Салават проскакал по степи, перевалил через небольшую гору и с вершины её над рекой близ опушки леса увидел кочевье в несколько кошей из белого войлока, бродивший вблизи табун лошадей, пасущихся невдалеке овец и множество войлочных и камышовых кочевок. Это был стан Рысабая с его огромным семейством, с его пастухами, слугами и богатствами…
Спустившись с горы, Салават подъехал к богатому кошу хозяина, сошёл с конька и задержался у входа, чтобы приготовить торжественные, витиеватые слова, не хуже тех, какие мог произнести Бухаир, если бы был послан пригласить Юлая в кош своего отца.

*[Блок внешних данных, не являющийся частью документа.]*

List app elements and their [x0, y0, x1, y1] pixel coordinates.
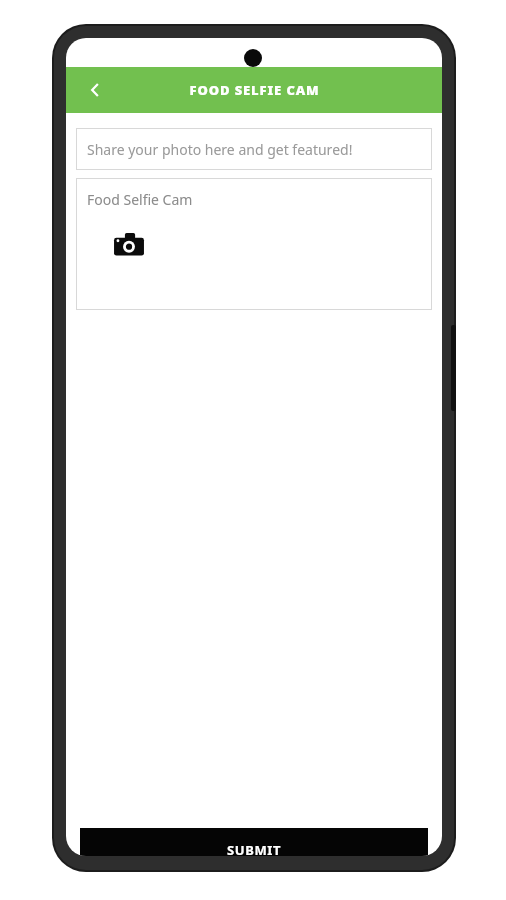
- button[interactable]: Share your photo here and get featured!: [76, 128, 432, 170]
- button[interactable]: Back: [78, 73, 112, 107]
- staticText: SUBMIT: [227, 841, 282, 856]
- staticText: Food Selfie Cam: [87, 190, 193, 209]
- staticText: Share your photo here and get featured!: [87, 140, 353, 159]
- button[interactable]: SUBMIT: [80, 828, 428, 856]
- button[interactable]: Food Selfie Cam, take photo: [76, 178, 432, 310]
- staticText: FOOD SELFIE CAM: [189, 81, 320, 99]
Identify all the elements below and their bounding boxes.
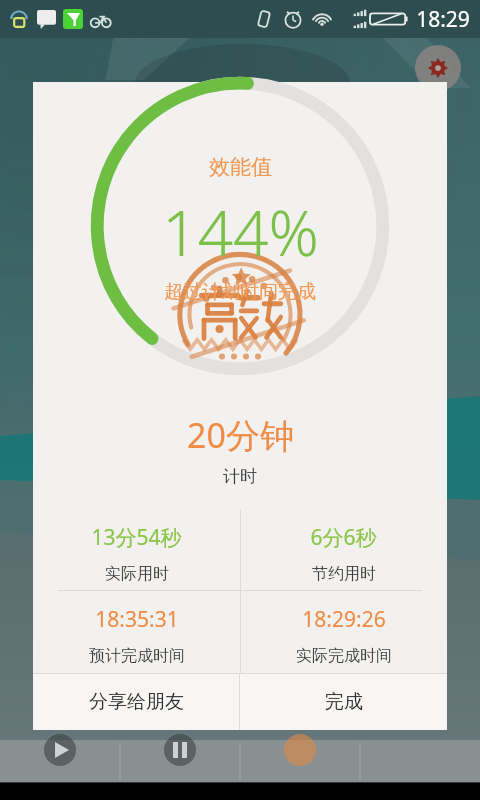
staticText: 18:35:31	[95, 605, 179, 634]
staticText: 144%	[162, 190, 319, 274]
button[interactable]: 13分54秒	[33, 509, 240, 590]
staticText: 超过计划时间完成	[164, 280, 316, 304]
button[interactable]: 18:29:26	[240, 591, 447, 672]
staticText: 分享给朋友	[89, 690, 184, 714]
staticText: 20分钟	[187, 412, 294, 458]
button[interactable]: 18:35:31	[33, 591, 240, 672]
staticText: 6分6秒	[310, 523, 377, 552]
staticText: 18:29	[416, 5, 470, 34]
staticText: 效能值	[209, 154, 272, 180]
staticText: 节约用时	[312, 564, 376, 584]
button[interactable]: 分享给朋友	[33, 674, 239, 730]
staticText: 18:29:26	[302, 605, 386, 634]
button[interactable]: 6分6秒	[240, 509, 447, 590]
staticText: 完成	[325, 690, 363, 714]
staticText: 13分54秒	[91, 523, 182, 552]
staticText: 预计完成时间	[89, 646, 185, 666]
staticText: 计时	[223, 466, 257, 487]
button[interactable]: Settings	[415, 45, 461, 91]
staticText: 实际完成时间	[296, 646, 392, 666]
button[interactable]: 完成	[240, 674, 447, 730]
staticText: 实际用时	[105, 564, 169, 584]
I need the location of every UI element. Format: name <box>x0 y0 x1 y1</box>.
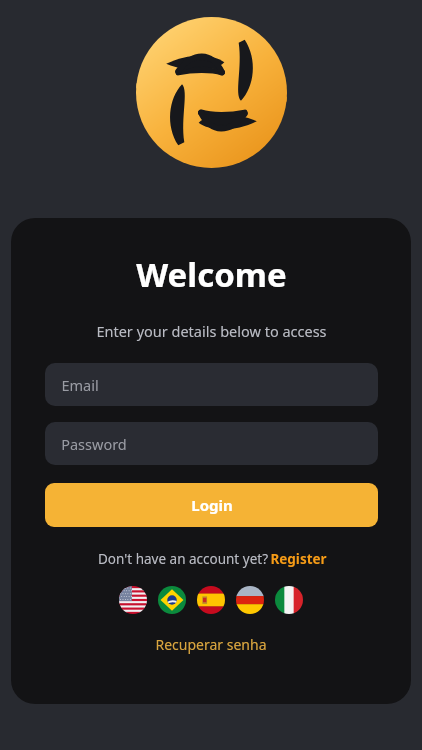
button[interactable]: Spain <box>197 586 225 614</box>
button[interactable]: Brazil <box>158 586 186 614</box>
staticText: Password <box>61 434 127 454</box>
other: App logo <box>136 17 287 168</box>
button[interactable]: United States <box>119 586 147 614</box>
staticText: Register <box>270 550 327 568</box>
staticText: Welcome <box>136 252 287 297</box>
staticText: Recuperar senha <box>155 635 267 654</box>
button[interactable]: Login <box>45 483 378 527</box>
staticText: Login <box>191 495 233 515</box>
staticText: Enter your details below to access <box>96 321 327 341</box>
button[interactable]: Register <box>270 550 327 568</box>
staticText: Email <box>61 375 99 395</box>
button[interactable]: Germany <box>236 586 264 614</box>
button[interactable]: Email <box>45 363 378 406</box>
button[interactable]: Password <box>45 422 378 465</box>
button[interactable]: Italy <box>275 586 303 614</box>
button[interactable]: Recuperar senha <box>155 635 267 654</box>
staticText: Don't have an account yet? <box>96 550 270 568</box>
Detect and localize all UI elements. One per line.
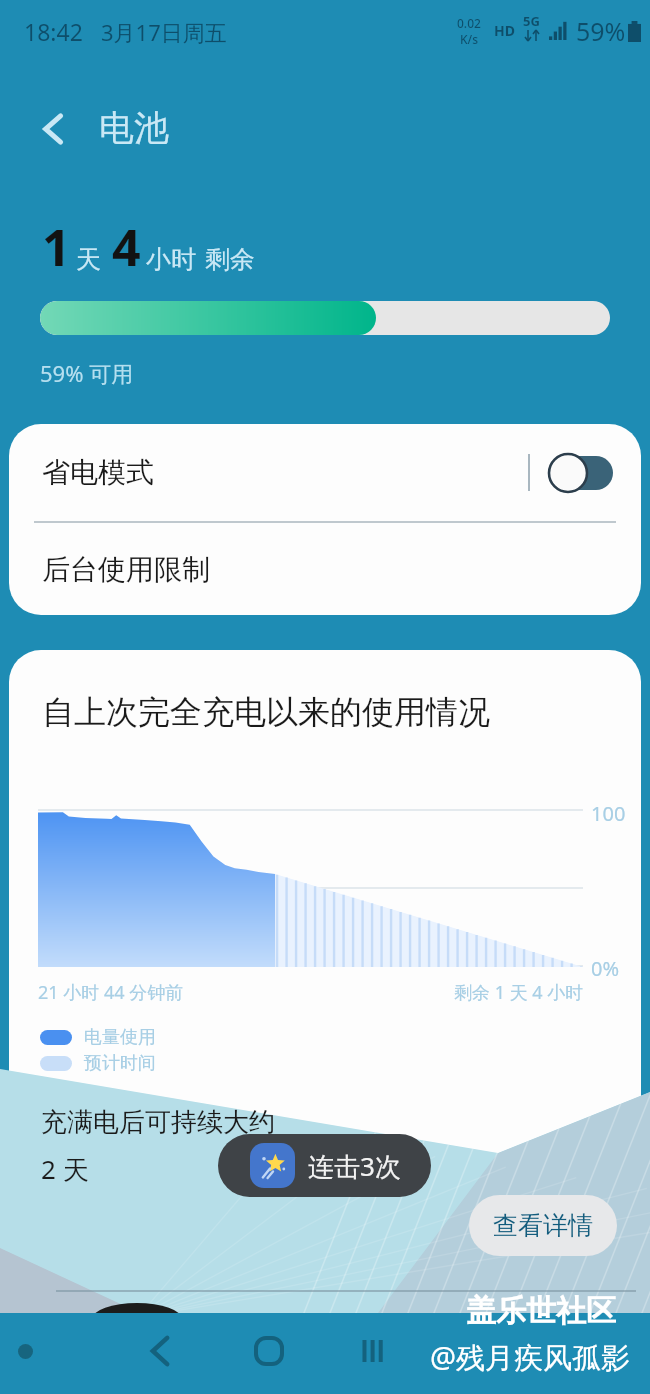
staticText: 连击3次 xyxy=(308,1148,401,1184)
staticText: 充满电后可持续大约 xyxy=(41,1106,275,1139)
staticText: 1 xyxy=(42,213,71,281)
staticText: 18:42 xyxy=(24,16,83,47)
staticText: 省电模式 xyxy=(42,455,154,490)
button[interactable]: Back xyxy=(28,103,80,155)
button[interactable]: Home xyxy=(233,1315,305,1387)
button[interactable]: 连击3次 xyxy=(218,1134,431,1197)
staticText: 天 xyxy=(76,244,101,275)
staticText: 电池 xyxy=(99,106,169,150)
staticText: 0% xyxy=(591,955,620,982)
button[interactable]: 省电模式 xyxy=(9,424,641,521)
staticText: 59% xyxy=(576,14,626,48)
staticText: 4 xyxy=(112,213,141,281)
staticText: 21 小时 44 分钟前 xyxy=(38,980,184,1005)
staticText: HD xyxy=(494,21,515,40)
staticText: 查看详情 xyxy=(493,1210,593,1241)
button[interactable]: Power saving mode toggle xyxy=(551,456,613,490)
staticText: 后台使用限制 xyxy=(42,552,210,587)
button[interactable]: 后台使用限制 xyxy=(9,523,641,615)
staticText: 59% 可用 xyxy=(40,358,134,388)
staticText: 3月17日周五 xyxy=(101,17,227,47)
button[interactable]: 查看详情 xyxy=(469,1195,617,1256)
button[interactable]: Back xyxy=(124,1315,196,1387)
staticText: @残月疾风孤影 xyxy=(430,1337,631,1377)
staticText: 预计时间 xyxy=(84,1052,156,1075)
staticText: 电量使用 xyxy=(84,1026,156,1049)
staticText: K/s xyxy=(460,31,479,47)
staticText: 0.02 xyxy=(457,15,481,31)
staticText: 小时 xyxy=(146,244,196,275)
staticText: 盖乐世社区 xyxy=(466,1292,616,1330)
staticText: 5G xyxy=(523,12,540,30)
staticText: 2 天 xyxy=(41,1151,89,1187)
staticText: 自上次完全充电以来的使用情况 xyxy=(42,692,490,732)
staticText: 剩余 1 天 4 小时 xyxy=(454,980,584,1005)
staticText: 剩余 xyxy=(205,244,255,275)
button[interactable]: Recents xyxy=(337,1315,409,1387)
staticText: 100 xyxy=(591,800,626,827)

Полог коша был чуть откинут и позволял видеть, что происходит внутри. Ровесница Салавата, сестра писаря Амина, стояла среди коша, закрыв ладонями лицо, и с плачем причитала, шевеля большим пальцем босой ноги, который сиротливо выглядывал из-под длинного, до земли, платья, и косясь на отца сквозь щёлку между ладоней.
— Не отдавай меня за Юнуса. Не хочу я за старика. Такой пузатый… Какой он мне муж!.. Не отдавай за Юнуса! — твердила отцу Амина.
«Девчонкам везёт! И не просится замуж, а её отдают! А я попрошу, чтоб женили, — отец раскричится, что рано», — подумал, слушая Амину, Салават.
Рысабай сидел на подушке с чашкою кумыса в руках. Его нисколько не трогал плач дочери. Судьба её была для него решена. Ей давно пора идти замуж. Он слушал её причитания, как нудный писк комара. Но для порядка покачал головой.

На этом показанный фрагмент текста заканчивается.